Pratt, John (1670–1741), MP and government official, was fourth son of Joseph Pratt of Cabra Castle, Co. Cavan, and his wife Elizabeth, daughter of Sir Audley Mervyn (qv) of Co. Fermanagh. One of his brothers, Benjamin Pratt (qv), was provost of TCD, and another, Mervyn, MP for Co. Cavan 1715–27. He entered TCD, aged fourteen, in 1684, graduating with a BA (1689). On leaving university he embarked on a successful military career, becoming an adjutant in Brig.-gen. Thomas Erle's (qv) regiment of foot (1693), and later rising to the rank of captain (1703).
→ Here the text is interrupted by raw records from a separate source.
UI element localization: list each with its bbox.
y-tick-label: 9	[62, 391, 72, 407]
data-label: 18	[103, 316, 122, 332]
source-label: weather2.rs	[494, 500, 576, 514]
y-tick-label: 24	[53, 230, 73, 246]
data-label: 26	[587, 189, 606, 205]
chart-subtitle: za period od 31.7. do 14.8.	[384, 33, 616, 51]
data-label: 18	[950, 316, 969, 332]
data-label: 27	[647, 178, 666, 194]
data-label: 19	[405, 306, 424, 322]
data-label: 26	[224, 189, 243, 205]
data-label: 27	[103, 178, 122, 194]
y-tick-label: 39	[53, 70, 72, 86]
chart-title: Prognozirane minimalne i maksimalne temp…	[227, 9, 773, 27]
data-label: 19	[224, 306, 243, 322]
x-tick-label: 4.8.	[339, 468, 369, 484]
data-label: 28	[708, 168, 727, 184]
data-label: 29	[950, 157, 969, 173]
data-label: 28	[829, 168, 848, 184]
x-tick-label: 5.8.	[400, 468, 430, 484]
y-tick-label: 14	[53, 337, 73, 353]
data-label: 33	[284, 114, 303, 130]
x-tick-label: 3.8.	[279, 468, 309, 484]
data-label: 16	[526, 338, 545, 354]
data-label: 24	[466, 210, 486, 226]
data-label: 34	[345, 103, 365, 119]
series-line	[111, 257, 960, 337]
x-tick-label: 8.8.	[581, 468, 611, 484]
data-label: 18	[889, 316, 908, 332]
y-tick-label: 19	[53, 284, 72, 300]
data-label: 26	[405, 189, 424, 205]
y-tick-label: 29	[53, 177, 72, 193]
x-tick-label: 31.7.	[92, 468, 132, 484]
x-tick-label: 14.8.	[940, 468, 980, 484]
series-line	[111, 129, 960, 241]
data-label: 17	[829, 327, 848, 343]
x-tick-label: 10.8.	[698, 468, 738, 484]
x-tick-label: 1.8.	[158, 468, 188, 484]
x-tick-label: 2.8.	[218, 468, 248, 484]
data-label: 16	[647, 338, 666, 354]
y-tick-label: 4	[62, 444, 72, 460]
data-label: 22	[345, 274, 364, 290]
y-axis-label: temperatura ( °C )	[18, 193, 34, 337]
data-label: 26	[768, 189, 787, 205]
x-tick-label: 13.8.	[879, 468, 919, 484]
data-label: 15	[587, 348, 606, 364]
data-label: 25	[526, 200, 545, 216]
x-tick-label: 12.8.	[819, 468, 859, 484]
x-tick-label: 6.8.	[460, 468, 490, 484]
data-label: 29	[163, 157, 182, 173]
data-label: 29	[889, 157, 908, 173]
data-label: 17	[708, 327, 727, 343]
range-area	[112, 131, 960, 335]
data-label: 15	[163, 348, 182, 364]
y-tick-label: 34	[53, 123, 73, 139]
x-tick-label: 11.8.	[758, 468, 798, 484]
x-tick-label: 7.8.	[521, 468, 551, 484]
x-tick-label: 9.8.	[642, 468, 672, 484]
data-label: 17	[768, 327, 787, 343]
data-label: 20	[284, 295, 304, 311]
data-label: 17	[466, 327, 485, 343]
He entered the Irish house of commons in 1713, representing Dingle, a constituency he continued to sit for until 1727. Despite being initially regarded as a tory, he prospered following the Hanoverian succession. On 16 February 1716 he was appointed deputy vice-treasurer, receiver, and paymaster general. In his early years in office he appears to have been an efficient supplier of information to parliament, and probably was at least partly responsible for creating an effective financial system. In addition he was a useful man to the government in various capacities, for instance, he bought Hester Sherlock's decree for £1,860 (1717), thereby ending her litigation against Annesley and neutralising the dissension that had surrounded it, for the Annesley–Sherlock case had been the immediate cause for the British act of 1720, 6 George I, which prevented the Irish house of lords from acting as a final court of appeal. Also in 1717, he was appointed constable of Dublin castle, a position that brought him an income of £350 a year.
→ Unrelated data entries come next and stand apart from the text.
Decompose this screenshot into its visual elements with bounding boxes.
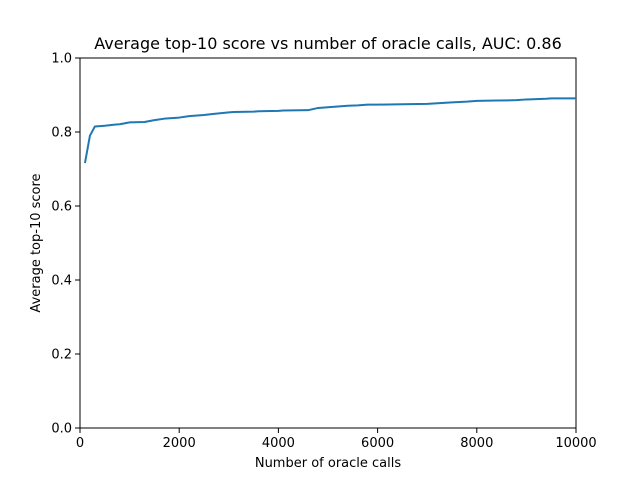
y-tick-label: 1.0 — [51, 52, 72, 67]
x-tick-label: 6000 — [361, 436, 394, 451]
x-tick-label: 8000 — [460, 436, 493, 451]
y-axis: 0.0 0.2 0.4 0.6 0.8 1.0 — [51, 52, 80, 437]
y-tick-label: 0.4 — [51, 274, 72, 289]
x-tick-label: 2000 — [163, 436, 196, 451]
x-axis-label: Number of oracle calls — [255, 456, 402, 471]
x-axis: 0 2000 4000 6000 8000 10000 — [76, 428, 597, 451]
x-tick-label: 0 — [76, 436, 84, 451]
x-tick-label: 10000 — [555, 436, 596, 451]
x-tick-label: 4000 — [262, 436, 295, 451]
series-line — [83, 97, 576, 164]
y-tick-label: 0.2 — [51, 348, 72, 363]
y-tick-label: 0.6 — [51, 200, 72, 215]
y-axis-label: Average top-10 score — [29, 173, 44, 312]
y-tick-label: 0.0 — [51, 422, 72, 437]
plot-frame — [79, 57, 577, 429]
y-tick-label: 0.8 — [51, 126, 72, 141]
chart-title: Average top-10 score vs number of oracle… — [94, 34, 562, 53]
However, Pratt's position as deputy vice-treasurer, receiver, and paymaster general ultimately led to his downfall. He controlled the finances of the nation and (in keeping with contemporary practice in both Great Britain and Ireland) so long as he could produce the necessary money when required, he had the use of it in the interim. Many family fortunes were made this way, but it was a risky practice, particularly during periods of financial instability such as the early 1720s. Probably for this and domestic reasons – the death of his two sons by drowning in the Phoenix Park in 1723 and suspected estrangement from his strong-minded wife, Honoretta daughter of Sir John Brookes of York – his financial judgement was impaired. The accounts had not been regularly audited; although earlier he appears to have done this regularly, by 1725 there were discrepancies amounting to the then enormous sum of £100,000. In addition he owed his private creditors, including Jonathan Swift (qv), large sums of money. His downfall came as a surprise, as up to this date he was regarded as a ‘wary accountant’, whose lifestyle was attributable to a ‘fortunate marriage and clever investments’ (Barnard, 162). On 8 June 1725 he was committed to the Four Courts Marshalsea by order of the government, and on 19 November 1725 the public accounts committee requested the house of commons to appoint a committee to establish ‘such particulars in the accounts as shall be demanded of them’ (HIP, vi, 113). The disaster brought to the fore Luke Gardiner (qv), one of the best financiers Ireland ever produced, who managed to sort out the chaos and lay the foundations for his own and his family's fortune. On 13 May 1727 Archbishop Hugh Boulter (qv) wrote to Lord Lieutenant Carteret (qv): ‘We have spared no pressing to get Mr Pratt's affairs ended, and hope in a little time to sell his estate’ (ibid.).
Among Pratt's estates was the town of Newtown Pratt, Co. Mayo, where he had attempted to establish a protestant colony on the west coast. Pratt lost his estates but not his reputation, partly because much of the blame was rightly or wrongly attached to the treasury and the lord lieutenant, for not seeking regular accounts; the spectre of the divisions caused by the ‘Wood's halfpence’ debacle also hung over the proceedings. On his release from prison, Pratt established himself as a glass manufacturer and coal merchant in Dublin. He was also a foundation member of the Dublin Society in 1731. He died 24 March 1741, and was survived by his estranged wife and his only daughter, Mary. His wife died in 1769 aged 95, leaving instructions that her body should be burnt to avoid endangering the health of her neighbours. There is a portrait (c.1720) in family possession in Co. Mayo, which is reproduced in Malcomson's Nathaniel Clements.